Chapter 42, “Online Counseling ‘the World Without a Label’”, by Irma Dobrinjic and colleagues, from the University of Tuzla in Bosnia and Herzegovina, illustrates the potential of new technology in support of the communication skills for conflict resolution in values-based practice. Conflict resolution is well developed for face-to-face encounters. But coming face-to-face is precisely what the conflicts in Irma Dobrinjic and colleagues’ group of clients (adolescents and their families) are all about. Through the story of Adnan and his family, they show how effective their online counselling service may be in helping to manage the conflicts of values arising between young people with behavioural problems and their parents over engagement with services. The young people in question, as their case narrative illustrates, are brought to services by their parents but reject help for fear of being stuck with a label. Computer literate however as these young people invariably are, they engage readily and often to good effect when counselling is offered in an online form. Such counselling is available at a time of the young person’s choosing and being anonymous it comes literally, as their title has it, ‘without a label’.

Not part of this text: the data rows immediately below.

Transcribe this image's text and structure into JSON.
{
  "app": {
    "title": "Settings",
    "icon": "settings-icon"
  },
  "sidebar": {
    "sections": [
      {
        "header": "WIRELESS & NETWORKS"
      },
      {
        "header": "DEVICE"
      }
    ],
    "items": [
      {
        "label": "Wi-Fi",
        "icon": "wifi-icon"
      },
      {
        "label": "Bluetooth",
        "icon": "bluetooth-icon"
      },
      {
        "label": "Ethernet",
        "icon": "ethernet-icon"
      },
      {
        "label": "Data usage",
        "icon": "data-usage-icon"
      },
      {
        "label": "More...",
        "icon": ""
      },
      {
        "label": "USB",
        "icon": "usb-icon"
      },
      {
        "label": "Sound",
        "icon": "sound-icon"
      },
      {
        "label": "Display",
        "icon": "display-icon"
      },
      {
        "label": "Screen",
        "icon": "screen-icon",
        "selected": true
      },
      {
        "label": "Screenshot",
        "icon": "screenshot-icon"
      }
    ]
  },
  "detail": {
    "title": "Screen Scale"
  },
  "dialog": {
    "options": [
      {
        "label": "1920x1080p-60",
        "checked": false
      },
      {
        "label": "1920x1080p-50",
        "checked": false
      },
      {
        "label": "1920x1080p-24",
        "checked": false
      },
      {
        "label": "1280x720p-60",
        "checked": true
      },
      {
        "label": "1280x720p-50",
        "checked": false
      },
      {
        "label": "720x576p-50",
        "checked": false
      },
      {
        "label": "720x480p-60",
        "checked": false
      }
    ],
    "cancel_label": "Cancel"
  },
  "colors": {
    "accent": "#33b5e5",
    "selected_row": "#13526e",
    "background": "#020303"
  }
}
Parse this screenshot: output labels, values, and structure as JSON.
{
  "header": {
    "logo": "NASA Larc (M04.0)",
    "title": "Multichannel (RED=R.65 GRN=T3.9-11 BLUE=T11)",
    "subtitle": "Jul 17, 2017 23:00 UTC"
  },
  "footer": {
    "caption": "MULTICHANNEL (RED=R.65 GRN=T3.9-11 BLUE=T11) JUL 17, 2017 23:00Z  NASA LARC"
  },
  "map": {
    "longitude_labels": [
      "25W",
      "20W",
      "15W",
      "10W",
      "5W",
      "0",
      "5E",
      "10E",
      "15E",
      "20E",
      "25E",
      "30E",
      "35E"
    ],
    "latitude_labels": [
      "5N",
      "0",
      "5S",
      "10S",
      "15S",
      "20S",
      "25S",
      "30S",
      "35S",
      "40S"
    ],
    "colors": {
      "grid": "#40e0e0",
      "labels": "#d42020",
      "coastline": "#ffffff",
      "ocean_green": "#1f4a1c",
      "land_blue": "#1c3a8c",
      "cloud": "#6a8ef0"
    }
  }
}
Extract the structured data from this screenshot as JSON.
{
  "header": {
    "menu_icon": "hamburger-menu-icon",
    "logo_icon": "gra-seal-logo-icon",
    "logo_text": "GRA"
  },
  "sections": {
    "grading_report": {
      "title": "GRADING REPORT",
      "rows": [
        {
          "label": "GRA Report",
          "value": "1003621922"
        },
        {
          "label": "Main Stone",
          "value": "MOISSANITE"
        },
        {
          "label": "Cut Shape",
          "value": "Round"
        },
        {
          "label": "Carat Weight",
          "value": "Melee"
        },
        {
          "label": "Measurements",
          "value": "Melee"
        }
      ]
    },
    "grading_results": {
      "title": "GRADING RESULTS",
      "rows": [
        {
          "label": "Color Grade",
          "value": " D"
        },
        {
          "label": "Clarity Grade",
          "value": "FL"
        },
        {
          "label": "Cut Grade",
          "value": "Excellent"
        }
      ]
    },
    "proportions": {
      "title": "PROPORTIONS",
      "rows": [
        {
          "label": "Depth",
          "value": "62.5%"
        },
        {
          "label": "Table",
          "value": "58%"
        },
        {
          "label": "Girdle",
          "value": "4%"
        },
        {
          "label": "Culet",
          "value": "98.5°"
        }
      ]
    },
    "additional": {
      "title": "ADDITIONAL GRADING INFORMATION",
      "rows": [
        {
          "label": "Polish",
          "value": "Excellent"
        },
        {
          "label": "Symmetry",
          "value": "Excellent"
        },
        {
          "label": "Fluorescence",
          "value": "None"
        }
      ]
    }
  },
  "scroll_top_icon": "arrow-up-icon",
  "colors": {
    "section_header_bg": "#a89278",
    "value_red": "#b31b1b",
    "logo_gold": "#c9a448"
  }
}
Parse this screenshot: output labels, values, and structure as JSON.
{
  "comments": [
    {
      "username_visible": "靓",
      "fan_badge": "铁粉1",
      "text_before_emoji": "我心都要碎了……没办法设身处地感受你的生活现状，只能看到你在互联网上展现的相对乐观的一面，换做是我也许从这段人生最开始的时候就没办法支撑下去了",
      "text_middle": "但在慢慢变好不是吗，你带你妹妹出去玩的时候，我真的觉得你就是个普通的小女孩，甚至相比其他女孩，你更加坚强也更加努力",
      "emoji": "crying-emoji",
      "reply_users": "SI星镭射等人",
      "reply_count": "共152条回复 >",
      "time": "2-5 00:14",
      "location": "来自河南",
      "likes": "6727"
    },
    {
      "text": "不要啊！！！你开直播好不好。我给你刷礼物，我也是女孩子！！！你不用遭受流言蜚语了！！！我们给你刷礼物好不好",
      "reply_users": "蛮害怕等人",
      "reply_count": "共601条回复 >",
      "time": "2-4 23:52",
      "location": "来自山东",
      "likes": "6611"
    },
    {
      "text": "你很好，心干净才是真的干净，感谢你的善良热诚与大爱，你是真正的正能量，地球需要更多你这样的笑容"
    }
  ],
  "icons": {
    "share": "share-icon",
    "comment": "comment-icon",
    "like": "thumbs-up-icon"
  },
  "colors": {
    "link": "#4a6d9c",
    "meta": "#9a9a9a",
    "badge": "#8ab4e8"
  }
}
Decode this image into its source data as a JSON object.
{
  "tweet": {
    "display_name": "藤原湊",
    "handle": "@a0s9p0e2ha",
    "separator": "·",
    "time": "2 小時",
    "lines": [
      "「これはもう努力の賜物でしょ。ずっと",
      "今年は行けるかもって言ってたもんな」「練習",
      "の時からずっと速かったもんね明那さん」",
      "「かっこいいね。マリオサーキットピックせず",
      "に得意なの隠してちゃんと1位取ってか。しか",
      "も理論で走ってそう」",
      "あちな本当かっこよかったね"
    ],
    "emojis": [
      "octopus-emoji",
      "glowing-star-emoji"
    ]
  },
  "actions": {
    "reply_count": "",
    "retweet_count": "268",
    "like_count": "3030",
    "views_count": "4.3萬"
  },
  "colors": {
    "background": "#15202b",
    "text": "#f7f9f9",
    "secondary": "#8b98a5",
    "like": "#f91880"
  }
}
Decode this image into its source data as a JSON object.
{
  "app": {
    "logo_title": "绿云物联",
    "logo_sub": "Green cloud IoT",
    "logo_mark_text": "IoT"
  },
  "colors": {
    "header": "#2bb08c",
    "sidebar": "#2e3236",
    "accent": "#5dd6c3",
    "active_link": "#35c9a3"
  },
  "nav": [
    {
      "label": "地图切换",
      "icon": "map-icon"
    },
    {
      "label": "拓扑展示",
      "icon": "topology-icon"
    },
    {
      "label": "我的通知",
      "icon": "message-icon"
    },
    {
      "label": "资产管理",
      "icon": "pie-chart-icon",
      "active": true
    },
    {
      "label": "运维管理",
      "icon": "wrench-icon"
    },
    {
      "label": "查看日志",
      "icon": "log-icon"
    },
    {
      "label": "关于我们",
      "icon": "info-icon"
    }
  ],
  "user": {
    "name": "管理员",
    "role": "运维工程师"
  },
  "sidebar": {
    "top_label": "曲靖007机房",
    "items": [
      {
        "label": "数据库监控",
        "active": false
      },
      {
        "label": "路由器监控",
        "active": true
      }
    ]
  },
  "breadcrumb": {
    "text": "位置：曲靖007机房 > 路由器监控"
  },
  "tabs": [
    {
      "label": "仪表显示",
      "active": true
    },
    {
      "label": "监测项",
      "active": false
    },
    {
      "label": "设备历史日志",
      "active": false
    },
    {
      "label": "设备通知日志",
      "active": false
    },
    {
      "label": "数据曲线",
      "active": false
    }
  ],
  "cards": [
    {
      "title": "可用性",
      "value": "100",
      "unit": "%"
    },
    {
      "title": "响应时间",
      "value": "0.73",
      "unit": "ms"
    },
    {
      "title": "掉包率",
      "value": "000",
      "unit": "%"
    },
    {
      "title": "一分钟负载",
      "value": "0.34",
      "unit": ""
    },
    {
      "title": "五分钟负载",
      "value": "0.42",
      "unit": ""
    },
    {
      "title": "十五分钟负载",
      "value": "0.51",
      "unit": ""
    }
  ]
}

As with Sadhana Natu’s Disha programme , there are lessons from Irma Dobrinjic and colleagues’ online counselling service for the “open society of stakeholders” that, as we describe in our concluding chapter (Chapter 47) and After Word, it is the ultimate aim of this book to establish. They indeed comment on the potential for developing similar online counselling services in other situations around the world. As an exercise in conflict resolution, the effectiveness of their approach is all the more impressive for the fact that it has been developed in the challenging post-war circumstances currently obtaining in Bosnia and Herzegovina.

5 Conclusions

This Part of the book is concerned with the training implications for a culturally enriched form of values-based practice. In each of the areas covered—awareness, knowledge, reasoning, and communication skills—the implications cut both ways. Engaging with cultural values raises new challenges for training in the skills for values-based practice. But such engagement also offers new assets for and models of training.

The communication skills for values-based practice, the topic of the last two chapters in the Part, provide particularly powerful illustrations of this two-way cut. Sadhana Natu’s Disha programme in Pune (chapter 41, “Disha: Building Bridges-Removing Barriers: Where Excluded and Privileged Young Adults Meet”) and Irma Dobrinjic and colleagues’ online counselling service in Tuzla, Bosnia and Herzegovina (chapter 42, “Online Counseling ‘the World Without a Label’”), have both been developed in challenging local circumstances, respectively, extreme economic and social differences among students, and post-war conflict. Yet both have developed effective ways of delivering culturally appropriate values-based mental health services. Their examples thus show that challenging as training for the task of delivering a culturally enriched form of values-based practice may be, it is a task that can nonetheless be done.